En effet pensant que la sécurité collective était le premier devoir des négociations, Wilson avait insisté dans son quatorzième point que soit mise sur pied une organisation internationale chargée du maintien de la paix. Il avait donc obtenu que le pacte de la Société des Nations soit intégré aux traités sous forme de préambule. Les cinq traités imposés aux vaincus à savoir : le traité de Versailles signé avec l’Allemagne le 28 juin 1919, celui de Saint-Germain imposé à l’Autriche le 10 septembre 1919, le traité de Neuilly faisant perdre à la Bulgarie une partie de son territoire le 27 novembre 1919, celui de Trianon faisant de même avec la Hongrie le 4 juin 1920 et enfin le traité de Sèvres annonçant le dépècement de la Turquie le 10 août 1920 comporteront tous la clause qui donne naissance à la Société des Nations. Tous ces traités ont été négociés entre les vainqueurs et surtout les quatre : les Etats-Unis, l’Angleterre, la France et dans une moindre mesure l’Italie. Ni les vaincus, ni la Russie bolchevique n’ont assisté à la conférence de paix. Il en résulte des rancœurs exprimés par les vaincus et une amertume de certains vainqueurs comme l’Italie, bien que victorieuse, était-elle aussi mécontente de son sort, car ses revendications n’ont pas été satisfaites.

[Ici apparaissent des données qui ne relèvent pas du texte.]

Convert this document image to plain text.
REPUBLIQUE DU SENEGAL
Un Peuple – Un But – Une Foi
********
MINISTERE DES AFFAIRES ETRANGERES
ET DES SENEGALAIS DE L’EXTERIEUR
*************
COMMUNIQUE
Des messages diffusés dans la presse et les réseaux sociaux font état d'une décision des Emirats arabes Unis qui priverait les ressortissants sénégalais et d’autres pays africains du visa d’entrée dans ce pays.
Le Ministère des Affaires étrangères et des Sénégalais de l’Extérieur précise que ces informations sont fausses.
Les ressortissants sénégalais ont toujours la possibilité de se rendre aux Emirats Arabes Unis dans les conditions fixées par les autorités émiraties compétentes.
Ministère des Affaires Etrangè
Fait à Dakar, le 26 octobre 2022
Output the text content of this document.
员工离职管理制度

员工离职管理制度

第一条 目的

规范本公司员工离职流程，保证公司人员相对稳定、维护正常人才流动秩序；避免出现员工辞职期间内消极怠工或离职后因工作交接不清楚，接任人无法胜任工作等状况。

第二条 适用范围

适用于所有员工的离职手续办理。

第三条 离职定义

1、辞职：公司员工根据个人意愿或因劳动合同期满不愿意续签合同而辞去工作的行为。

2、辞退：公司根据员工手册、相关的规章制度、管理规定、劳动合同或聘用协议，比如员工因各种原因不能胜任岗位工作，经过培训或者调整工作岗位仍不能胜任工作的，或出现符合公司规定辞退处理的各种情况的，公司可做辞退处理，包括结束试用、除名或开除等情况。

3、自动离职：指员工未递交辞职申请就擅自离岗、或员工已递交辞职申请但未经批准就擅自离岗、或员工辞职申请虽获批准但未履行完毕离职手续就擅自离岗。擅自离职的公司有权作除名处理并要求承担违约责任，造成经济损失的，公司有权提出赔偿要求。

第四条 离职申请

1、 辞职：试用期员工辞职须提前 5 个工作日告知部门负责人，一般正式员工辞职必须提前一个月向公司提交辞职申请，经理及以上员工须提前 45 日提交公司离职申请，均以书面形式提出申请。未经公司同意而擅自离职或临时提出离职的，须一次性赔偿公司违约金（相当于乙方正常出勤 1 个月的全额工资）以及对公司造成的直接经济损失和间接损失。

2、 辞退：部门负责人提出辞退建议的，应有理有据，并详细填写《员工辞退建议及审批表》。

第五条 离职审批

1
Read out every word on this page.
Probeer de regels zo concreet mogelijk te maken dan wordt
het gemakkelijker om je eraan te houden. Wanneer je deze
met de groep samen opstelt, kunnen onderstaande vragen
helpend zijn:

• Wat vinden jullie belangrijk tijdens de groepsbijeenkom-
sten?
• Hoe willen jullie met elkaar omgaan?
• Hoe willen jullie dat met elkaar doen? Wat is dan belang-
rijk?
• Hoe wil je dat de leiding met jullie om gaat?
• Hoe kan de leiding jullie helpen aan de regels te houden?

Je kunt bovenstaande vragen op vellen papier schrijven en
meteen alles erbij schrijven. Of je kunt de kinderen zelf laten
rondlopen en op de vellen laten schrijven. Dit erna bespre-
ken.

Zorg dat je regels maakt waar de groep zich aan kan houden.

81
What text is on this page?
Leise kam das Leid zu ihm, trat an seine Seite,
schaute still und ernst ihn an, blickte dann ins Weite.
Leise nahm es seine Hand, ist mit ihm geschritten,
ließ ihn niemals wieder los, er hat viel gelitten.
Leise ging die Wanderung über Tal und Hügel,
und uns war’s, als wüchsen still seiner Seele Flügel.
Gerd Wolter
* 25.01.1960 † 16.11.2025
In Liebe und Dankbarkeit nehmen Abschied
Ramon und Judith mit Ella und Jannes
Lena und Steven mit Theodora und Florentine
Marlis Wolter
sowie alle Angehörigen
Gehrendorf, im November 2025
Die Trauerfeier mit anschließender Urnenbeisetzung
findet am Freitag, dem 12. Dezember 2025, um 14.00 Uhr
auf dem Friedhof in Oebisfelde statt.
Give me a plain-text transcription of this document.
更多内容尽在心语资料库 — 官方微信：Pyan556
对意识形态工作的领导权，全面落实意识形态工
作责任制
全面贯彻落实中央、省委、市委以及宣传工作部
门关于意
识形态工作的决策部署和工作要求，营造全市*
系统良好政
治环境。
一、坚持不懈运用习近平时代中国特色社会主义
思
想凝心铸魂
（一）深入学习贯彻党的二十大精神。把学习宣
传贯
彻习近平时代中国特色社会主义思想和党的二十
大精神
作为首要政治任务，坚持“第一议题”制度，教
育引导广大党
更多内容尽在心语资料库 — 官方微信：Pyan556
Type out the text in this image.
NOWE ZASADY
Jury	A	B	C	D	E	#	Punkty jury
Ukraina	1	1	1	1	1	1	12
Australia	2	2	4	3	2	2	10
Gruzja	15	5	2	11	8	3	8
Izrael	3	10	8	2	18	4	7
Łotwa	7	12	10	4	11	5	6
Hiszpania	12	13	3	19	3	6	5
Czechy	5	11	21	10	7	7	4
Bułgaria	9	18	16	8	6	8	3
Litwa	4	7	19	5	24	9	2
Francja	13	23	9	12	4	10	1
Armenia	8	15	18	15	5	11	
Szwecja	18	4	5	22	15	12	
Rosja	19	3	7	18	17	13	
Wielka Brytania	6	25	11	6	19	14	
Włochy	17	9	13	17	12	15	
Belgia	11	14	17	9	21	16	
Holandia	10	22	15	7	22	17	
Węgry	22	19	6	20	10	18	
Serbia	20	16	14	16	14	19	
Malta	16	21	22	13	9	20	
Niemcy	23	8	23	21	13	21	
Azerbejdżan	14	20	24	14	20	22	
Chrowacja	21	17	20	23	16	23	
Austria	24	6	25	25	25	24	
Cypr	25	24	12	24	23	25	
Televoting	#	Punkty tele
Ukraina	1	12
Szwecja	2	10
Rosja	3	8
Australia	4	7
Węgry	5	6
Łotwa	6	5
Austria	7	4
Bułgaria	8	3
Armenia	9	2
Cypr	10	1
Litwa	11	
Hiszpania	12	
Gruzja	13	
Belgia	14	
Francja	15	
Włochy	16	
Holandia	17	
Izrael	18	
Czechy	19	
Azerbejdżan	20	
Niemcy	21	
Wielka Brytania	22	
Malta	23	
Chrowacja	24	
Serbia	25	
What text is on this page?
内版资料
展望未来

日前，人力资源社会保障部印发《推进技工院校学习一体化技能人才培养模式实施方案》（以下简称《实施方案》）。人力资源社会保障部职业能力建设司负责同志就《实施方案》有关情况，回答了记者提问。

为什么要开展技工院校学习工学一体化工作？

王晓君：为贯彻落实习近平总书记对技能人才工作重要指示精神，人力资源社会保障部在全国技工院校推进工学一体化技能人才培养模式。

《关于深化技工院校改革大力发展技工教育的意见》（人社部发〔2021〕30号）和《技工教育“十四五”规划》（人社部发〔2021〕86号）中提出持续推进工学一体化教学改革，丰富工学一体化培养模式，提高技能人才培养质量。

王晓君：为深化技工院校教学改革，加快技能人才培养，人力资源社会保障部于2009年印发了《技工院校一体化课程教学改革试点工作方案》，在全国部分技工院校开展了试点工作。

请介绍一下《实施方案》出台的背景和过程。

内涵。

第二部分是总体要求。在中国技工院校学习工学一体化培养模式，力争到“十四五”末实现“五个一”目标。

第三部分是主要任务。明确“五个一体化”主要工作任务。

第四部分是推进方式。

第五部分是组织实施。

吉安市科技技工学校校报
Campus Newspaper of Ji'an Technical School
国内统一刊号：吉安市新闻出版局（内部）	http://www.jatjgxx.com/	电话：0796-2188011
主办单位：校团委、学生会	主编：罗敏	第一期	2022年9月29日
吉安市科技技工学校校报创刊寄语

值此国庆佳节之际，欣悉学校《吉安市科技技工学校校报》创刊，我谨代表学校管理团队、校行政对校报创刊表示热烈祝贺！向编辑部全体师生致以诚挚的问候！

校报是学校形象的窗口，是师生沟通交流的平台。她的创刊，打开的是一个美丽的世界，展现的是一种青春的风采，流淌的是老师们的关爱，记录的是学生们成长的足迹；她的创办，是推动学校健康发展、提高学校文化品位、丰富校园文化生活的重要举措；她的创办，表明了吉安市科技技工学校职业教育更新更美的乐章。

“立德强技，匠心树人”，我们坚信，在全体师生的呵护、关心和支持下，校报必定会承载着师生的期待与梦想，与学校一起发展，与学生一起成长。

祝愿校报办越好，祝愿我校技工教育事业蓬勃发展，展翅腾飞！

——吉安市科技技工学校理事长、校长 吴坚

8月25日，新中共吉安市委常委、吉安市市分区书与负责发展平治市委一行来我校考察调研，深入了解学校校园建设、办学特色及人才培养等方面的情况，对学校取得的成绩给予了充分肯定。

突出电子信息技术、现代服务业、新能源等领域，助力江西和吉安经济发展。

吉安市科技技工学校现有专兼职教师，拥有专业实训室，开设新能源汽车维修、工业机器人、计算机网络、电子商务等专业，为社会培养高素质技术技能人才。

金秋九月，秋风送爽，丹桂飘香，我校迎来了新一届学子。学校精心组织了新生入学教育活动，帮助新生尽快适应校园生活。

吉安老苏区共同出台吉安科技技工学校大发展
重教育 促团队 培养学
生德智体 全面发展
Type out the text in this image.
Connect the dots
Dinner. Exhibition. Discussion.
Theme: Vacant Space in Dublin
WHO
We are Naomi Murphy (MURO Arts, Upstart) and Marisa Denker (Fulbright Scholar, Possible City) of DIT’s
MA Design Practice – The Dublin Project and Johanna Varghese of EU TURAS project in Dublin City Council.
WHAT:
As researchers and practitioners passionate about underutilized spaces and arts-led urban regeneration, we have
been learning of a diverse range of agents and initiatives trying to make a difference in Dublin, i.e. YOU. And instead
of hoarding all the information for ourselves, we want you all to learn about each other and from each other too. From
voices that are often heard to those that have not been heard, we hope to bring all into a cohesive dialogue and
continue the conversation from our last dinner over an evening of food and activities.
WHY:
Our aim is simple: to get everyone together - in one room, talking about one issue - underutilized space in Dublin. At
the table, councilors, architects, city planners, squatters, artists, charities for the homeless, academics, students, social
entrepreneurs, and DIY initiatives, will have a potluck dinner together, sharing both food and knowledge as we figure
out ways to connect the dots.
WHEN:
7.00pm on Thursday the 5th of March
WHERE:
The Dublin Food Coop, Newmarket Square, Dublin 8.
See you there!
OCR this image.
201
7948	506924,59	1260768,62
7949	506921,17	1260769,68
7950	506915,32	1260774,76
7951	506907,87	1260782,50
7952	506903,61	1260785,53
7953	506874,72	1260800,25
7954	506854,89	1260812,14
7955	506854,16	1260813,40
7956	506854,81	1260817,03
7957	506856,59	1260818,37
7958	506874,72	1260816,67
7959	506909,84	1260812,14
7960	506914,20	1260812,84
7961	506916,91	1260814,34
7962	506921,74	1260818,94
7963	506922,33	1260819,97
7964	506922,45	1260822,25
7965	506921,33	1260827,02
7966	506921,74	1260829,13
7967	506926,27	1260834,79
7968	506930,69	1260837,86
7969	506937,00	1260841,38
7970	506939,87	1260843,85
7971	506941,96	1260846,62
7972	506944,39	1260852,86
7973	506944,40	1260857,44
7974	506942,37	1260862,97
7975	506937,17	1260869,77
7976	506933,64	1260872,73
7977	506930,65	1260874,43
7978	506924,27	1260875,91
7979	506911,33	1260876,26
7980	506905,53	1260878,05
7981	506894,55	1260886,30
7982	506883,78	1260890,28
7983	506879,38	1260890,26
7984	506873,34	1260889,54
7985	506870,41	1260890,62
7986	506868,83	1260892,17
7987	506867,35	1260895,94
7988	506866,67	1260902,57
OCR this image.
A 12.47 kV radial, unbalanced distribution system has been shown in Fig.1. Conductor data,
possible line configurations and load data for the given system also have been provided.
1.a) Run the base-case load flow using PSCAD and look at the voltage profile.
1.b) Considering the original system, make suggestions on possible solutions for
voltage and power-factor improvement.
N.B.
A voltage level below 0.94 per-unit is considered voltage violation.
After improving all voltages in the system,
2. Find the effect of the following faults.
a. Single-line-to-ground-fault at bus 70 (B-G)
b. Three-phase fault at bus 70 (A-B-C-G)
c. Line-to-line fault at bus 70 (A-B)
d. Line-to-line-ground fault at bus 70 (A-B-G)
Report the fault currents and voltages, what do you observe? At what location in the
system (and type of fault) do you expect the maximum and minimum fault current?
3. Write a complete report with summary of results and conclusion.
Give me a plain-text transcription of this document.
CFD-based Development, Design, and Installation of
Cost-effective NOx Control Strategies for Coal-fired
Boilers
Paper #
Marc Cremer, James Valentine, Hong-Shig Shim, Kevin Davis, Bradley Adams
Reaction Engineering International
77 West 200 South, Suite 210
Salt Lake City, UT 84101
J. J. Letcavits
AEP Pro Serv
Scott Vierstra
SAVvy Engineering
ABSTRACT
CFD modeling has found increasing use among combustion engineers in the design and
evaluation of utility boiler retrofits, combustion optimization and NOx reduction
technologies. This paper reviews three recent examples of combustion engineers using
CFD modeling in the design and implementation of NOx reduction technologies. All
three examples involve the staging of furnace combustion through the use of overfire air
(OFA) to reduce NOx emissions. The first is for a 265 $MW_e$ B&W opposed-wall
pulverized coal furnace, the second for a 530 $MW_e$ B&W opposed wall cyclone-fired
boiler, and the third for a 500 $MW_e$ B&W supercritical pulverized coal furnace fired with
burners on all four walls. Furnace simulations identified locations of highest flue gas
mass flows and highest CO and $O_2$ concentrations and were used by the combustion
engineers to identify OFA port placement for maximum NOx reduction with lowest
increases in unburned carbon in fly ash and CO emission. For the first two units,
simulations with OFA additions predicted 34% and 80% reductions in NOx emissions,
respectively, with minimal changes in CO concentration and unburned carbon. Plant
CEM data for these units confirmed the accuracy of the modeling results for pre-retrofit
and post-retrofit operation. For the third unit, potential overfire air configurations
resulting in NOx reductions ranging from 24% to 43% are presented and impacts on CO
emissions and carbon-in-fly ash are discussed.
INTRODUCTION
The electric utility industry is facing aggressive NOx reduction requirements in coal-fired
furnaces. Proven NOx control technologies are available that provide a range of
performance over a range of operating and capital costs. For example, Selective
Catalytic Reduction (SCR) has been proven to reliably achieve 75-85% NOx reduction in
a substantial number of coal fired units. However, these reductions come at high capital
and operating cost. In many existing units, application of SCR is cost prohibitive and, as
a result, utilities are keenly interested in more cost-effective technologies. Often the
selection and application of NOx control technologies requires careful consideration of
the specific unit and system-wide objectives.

D’autre part, ces mêmes traités vont morceler l’Europe centrale et orientale. La disparition de l’empire Austro-Hongrois se traduit par la création de nombreux petits Etats souvent très fragiles. Les uns ont été reconstitués comme la Pologne et la Hongrie tandis que d’autres ont été forgés de toutes pièces comme La Tchécoslovaquie et la Yougoslavie. Les vainqueurs ont cru possible de reconstruire la carte de l’Europe sur le principe des nationalités. Mais le nouveau découpage territorial laissait subsister des poches de minorité qui portent en elles autant de germes potentielles pour de nouveaux conflits. Le pacte de la Société des Nations, qui fait le préambule de tous les traités, semble reconnaître cette nouvelle donne. Cette organisation se trouve vite confrontée à plusieurs nouveaux conflits entre les entités nouvellement créées.
Enfin, les négociateurs de Paris n’ont donc pas pu donner au monde un statut qui lui assure la paix pour toujours. Leur échec s’est avéré patent sur plusieurs questions. En tenant le Russie à l’écart de la conférence, en refusant de satisfaire les revendications territoriales de l’Italie dans l’Adriatique et en dépouillant la Turquie au profit de la Grèce, les négociateurs multiplient en Europe et en Asie les foyers de mécontentement et créent eux-mêmes les conditions nécessaires à la remise en cause de leur œuvre dans une atmosphère explosive et peu propice au maintient de la paix dans le monde. L’avenir est donc lourd d’orages quand la conférence se sépare ; les difficultés, nées de l’application des traités, vont bientôt les faire éclater.